While many young adults complain that student loans prevent them from investing, living a frugal lifestyle while paying them off makes it easy to keep that “extreme savings” going. You can just start funneling that money into passive income streams and retirement savings rather than student debt.


Read up on other hidden benefits of the FIRE lifestyle here.


Haters gonna hate — and the FIRE movement has plenty of haters.


Some say it involves too much sacrifice, that people pursuing FIRE save for the future at the expense of the present. As someone who saves 65% of his household income and spends months out of the year vacationing abroad, I can tell you firsthand that’s a bogus criticism.


The woke crowd might retort:


“Yeah but you’re a 40-year-old white male who owns an online business, you probably earn a boatload of money.”


I can assure you I do not. It took years for SparkRental to turn a profit, and even today we reinvest most of our profits back into the business. You know, doing evil things like hiring people and creating jobs.


To this day, my family lives almost entirely on my wife’s modest teacher salary.

Some whine that only married couples can achieve financial independence and early retirement. Others claim only single people can do it, citing marital disputes over money. They can’t both be right, but they can both be wrong.


Others worry about health insurance without employer coverage. Good thing you have so many health insurance options for early retirees.


Everyone has an excuse why they can’t build passive income and retire early. Most of them just don’t want to cut spending for a more frugal lifestyle — and there’s nothing wrong with that. By all means, live the normal suburban life keeping up with the Joneses. Just don’t tell me it’s impossible for middle-class people to retire at 40, because you’re wrong. Look no further than the Thompsons, who retired at 30.


Read the full list of FIRE movement criticisms, and the counterarguments from people actually living the FIRE lifestyle.
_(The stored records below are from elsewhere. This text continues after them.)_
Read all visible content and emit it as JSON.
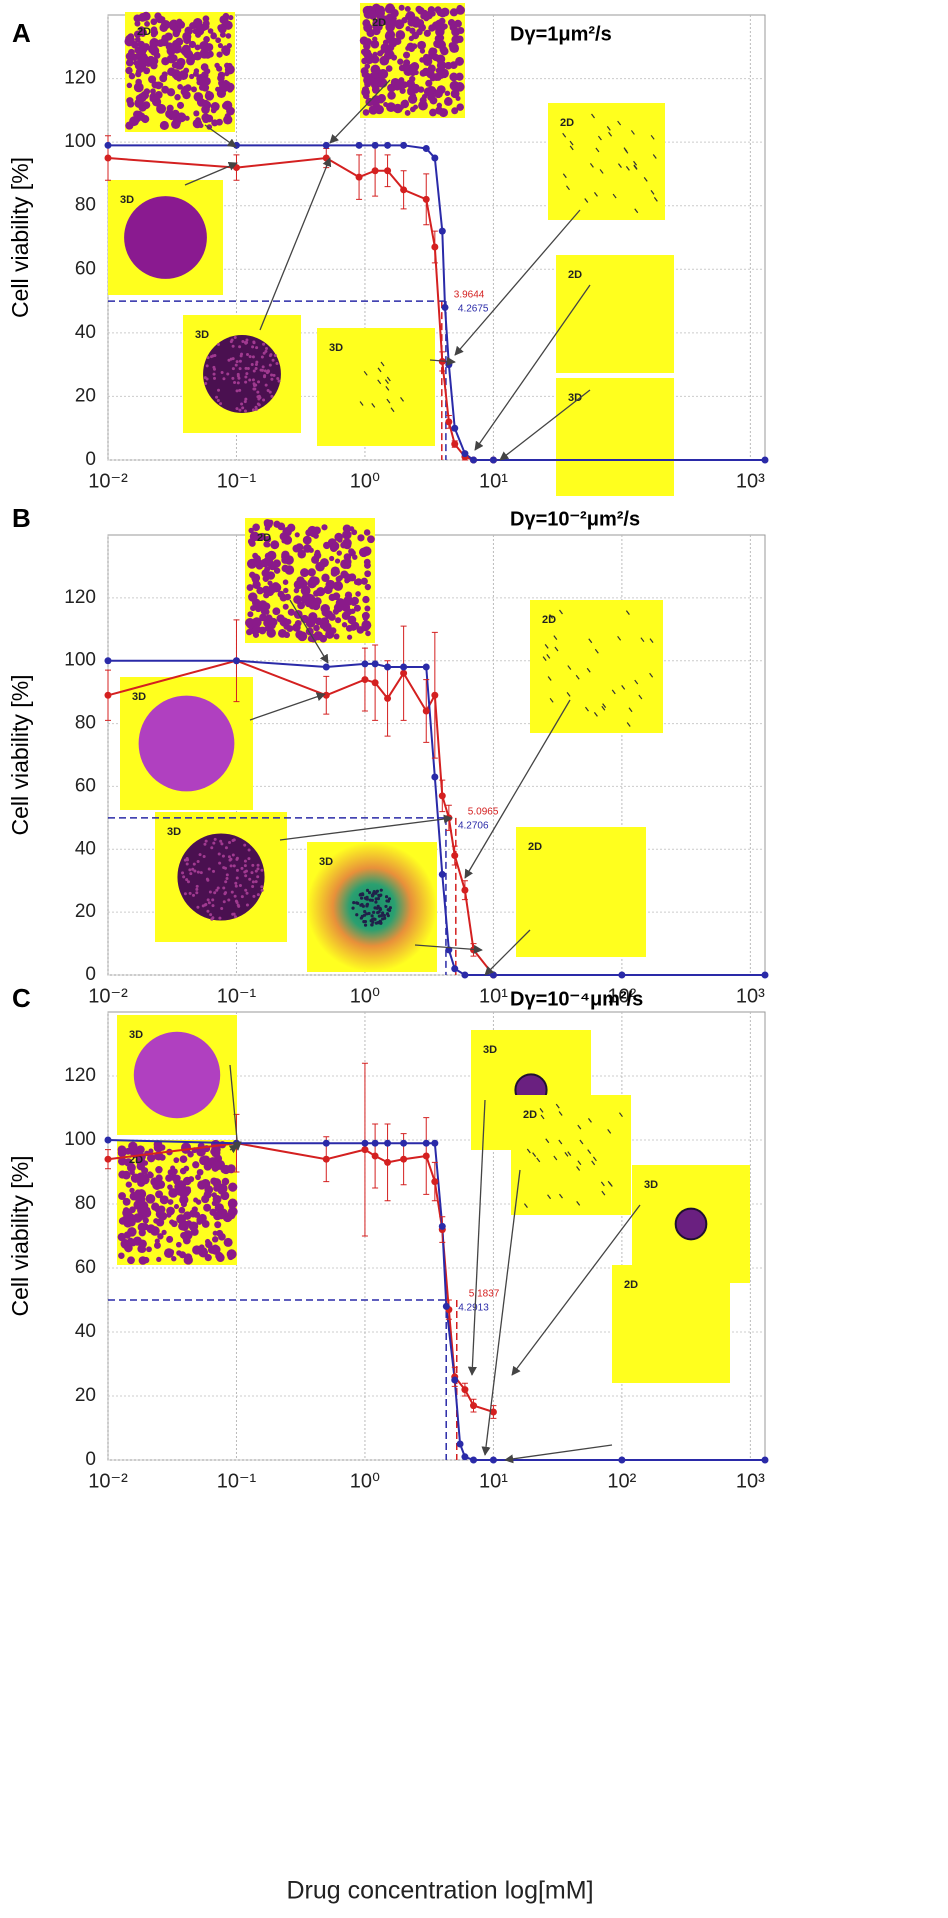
{
  "chart_data": [
    {
      "type": "line",
      "panel": "A",
      "title": "Dγ=1μm²/s",
      "ylabel": "Cell viability [%]",
      "xlog": true,
      "xlim": [
        0.01,
        1300
      ],
      "ylim": [
        0,
        140
      ],
      "grid": true,
      "reference_y": 50,
      "xticks": [
        {
          "value": 0.01,
          "label": "10⁻²"
        },
        {
          "value": 0.1,
          "label": "10⁻¹"
        },
        {
          "value": 1,
          "label": "10⁰"
        },
        {
          "value": 10,
          "label": "10¹"
        },
        {
          "value": 1000,
          "label": "10³"
        }
      ],
      "yticks": [
        0,
        20,
        40,
        60,
        80,
        100,
        120
      ],
      "insets": [
        "2D",
        "3D",
        "3D",
        "2D",
        "3D",
        "2D",
        "2D",
        "3D"
      ],
      "series": [
        {
          "name": "red",
          "color": "#d42020",
          "ic50": 3.9644,
          "x": [
            0.01,
            0.1,
            0.5,
            0.9,
            1.2,
            1.5,
            2,
            3,
            3.5,
            4,
            4.5,
            5,
            6,
            7,
            10
          ],
          "values": [
            95,
            92,
            95,
            89,
            91,
            91,
            85,
            82,
            67,
            31,
            12,
            5,
            1,
            0,
            0
          ],
          "errors": [
            7,
            4,
            3,
            7,
            8,
            5,
            6,
            8,
            5,
            3,
            2,
            1,
            1,
            0,
            0
          ]
        },
        {
          "name": "blue",
          "color": "#2a2aa8",
          "ic50": 4.2675,
          "x": [
            0.01,
            0.1,
            0.5,
            0.9,
            1.2,
            1.5,
            2,
            3,
            3.5,
            4,
            4.2,
            4.5,
            5,
            6,
            7,
            10,
            1300
          ],
          "values": [
            99,
            99,
            99,
            99,
            99,
            99,
            99,
            98,
            95,
            72,
            48,
            30,
            10,
            2,
            0,
            0,
            0
          ]
        }
      ]
    },
    {
      "type": "line",
      "panel": "B",
      "title": "Dγ=10⁻²μm²/s",
      "ylabel": "Cell viability [%]",
      "xlog": true,
      "xlim": [
        0.01,
        1300
      ],
      "ylim": [
        0,
        140
      ],
      "grid": true,
      "reference_y": 50,
      "xticks": [
        {
          "value": 0.01,
          "label": "10⁻²"
        },
        {
          "value": 0.1,
          "label": "10⁻¹"
        },
        {
          "value": 1,
          "label": "10⁰"
        },
        {
          "value": 10,
          "label": "10¹"
        },
        {
          "value": 100,
          "label": "10²"
        },
        {
          "value": 1000,
          "label": "10³"
        }
      ],
      "yticks": [
        0,
        20,
        40,
        60,
        80,
        100,
        120
      ],
      "insets": [
        "2D",
        "3D",
        "3D",
        "3D",
        "2D",
        "2D"
      ],
      "series": [
        {
          "name": "red",
          "color": "#d42020",
          "ic50": 5.0965,
          "x": [
            0.01,
            0.1,
            0.5,
            1,
            1.2,
            1.5,
            2,
            3,
            3.5,
            4,
            4.5,
            5,
            6,
            7,
            10
          ],
          "values": [
            89,
            100,
            89,
            94,
            93,
            88,
            96,
            84,
            89,
            57,
            50,
            38,
            27,
            8,
            0
          ],
          "errors": [
            8,
            13,
            6,
            10,
            12,
            12,
            15,
            10,
            20,
            5,
            4,
            3,
            3,
            2,
            0
          ]
        },
        {
          "name": "blue",
          "color": "#2a2aa8",
          "ic50": 4.2706,
          "x": [
            0.01,
            0.1,
            0.5,
            1,
            1.2,
            1.5,
            2,
            3,
            3.5,
            4,
            4.5,
            5,
            6,
            10,
            100,
            1300
          ],
          "values": [
            100,
            100,
            98,
            99,
            99,
            98,
            98,
            98,
            63,
            32,
            8,
            2,
            0,
            0,
            0,
            0
          ]
        }
      ]
    },
    {
      "type": "line",
      "panel": "C",
      "title": "Dγ=10⁻⁴μm²/s",
      "ylabel": "Cell viability [%]",
      "xlabel": "Drug concentration log[mM]",
      "xlog": true,
      "xlim": [
        0.01,
        1300
      ],
      "ylim": [
        0,
        140
      ],
      "grid": true,
      "reference_y": 50,
      "xticks": [
        {
          "value": 0.01,
          "label": "10⁻²"
        },
        {
          "value": 0.1,
          "label": "10⁻¹"
        },
        {
          "value": 1,
          "label": "10⁰"
        },
        {
          "value": 10,
          "label": "10¹"
        },
        {
          "value": 100,
          "label": "10²"
        },
        {
          "value": 1000,
          "label": "10³"
        }
      ],
      "yticks": [
        0,
        20,
        40,
        60,
        80,
        100,
        120
      ],
      "insets": [
        "3D",
        "2D",
        "3D",
        "2D",
        "3D",
        "2D"
      ],
      "series": [
        {
          "name": "red",
          "color": "#d42020",
          "ic50": 5.1837,
          "x": [
            0.01,
            0.1,
            0.5,
            1,
            1.2,
            1.5,
            2,
            3,
            3.5,
            4,
            4.5,
            5,
            6,
            7,
            10
          ],
          "values": [
            94,
            99,
            94,
            97,
            95,
            93,
            94,
            95,
            87,
            72,
            47,
            26,
            22,
            17,
            15
          ],
          "errors": [
            3,
            9,
            7,
            27,
            10,
            12,
            8,
            12,
            6,
            4,
            3,
            3,
            2,
            2,
            2
          ]
        },
        {
          "name": "blue",
          "color": "#2a2aa8",
          "ic50": 4.2913,
          "x": [
            0.01,
            0.1,
            0.5,
            1,
            1.2,
            1.5,
            2,
            3,
            3.5,
            4,
            4.3,
            5,
            5.5,
            6,
            7,
            10,
            100,
            1300
          ],
          "values": [
            100,
            99,
            99,
            99,
            99,
            99,
            99,
            99,
            99,
            73,
            48,
            25,
            5,
            1,
            0,
            0,
            0,
            0
          ]
        }
      ]
    }
  ]
}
Love it or hate it, the FIRE movement proves that not everyone has to work the standard 40-year career. Some work for 10-20 years, invest a high percentage of their income, then reach financial independence and early retirement.


I plan to work forever — doing things I love. That includes writing, building lifestyle businesses, and perhaps working in the wine industry.


And the more passive income I earn, the less I worry about how much I earn from active income.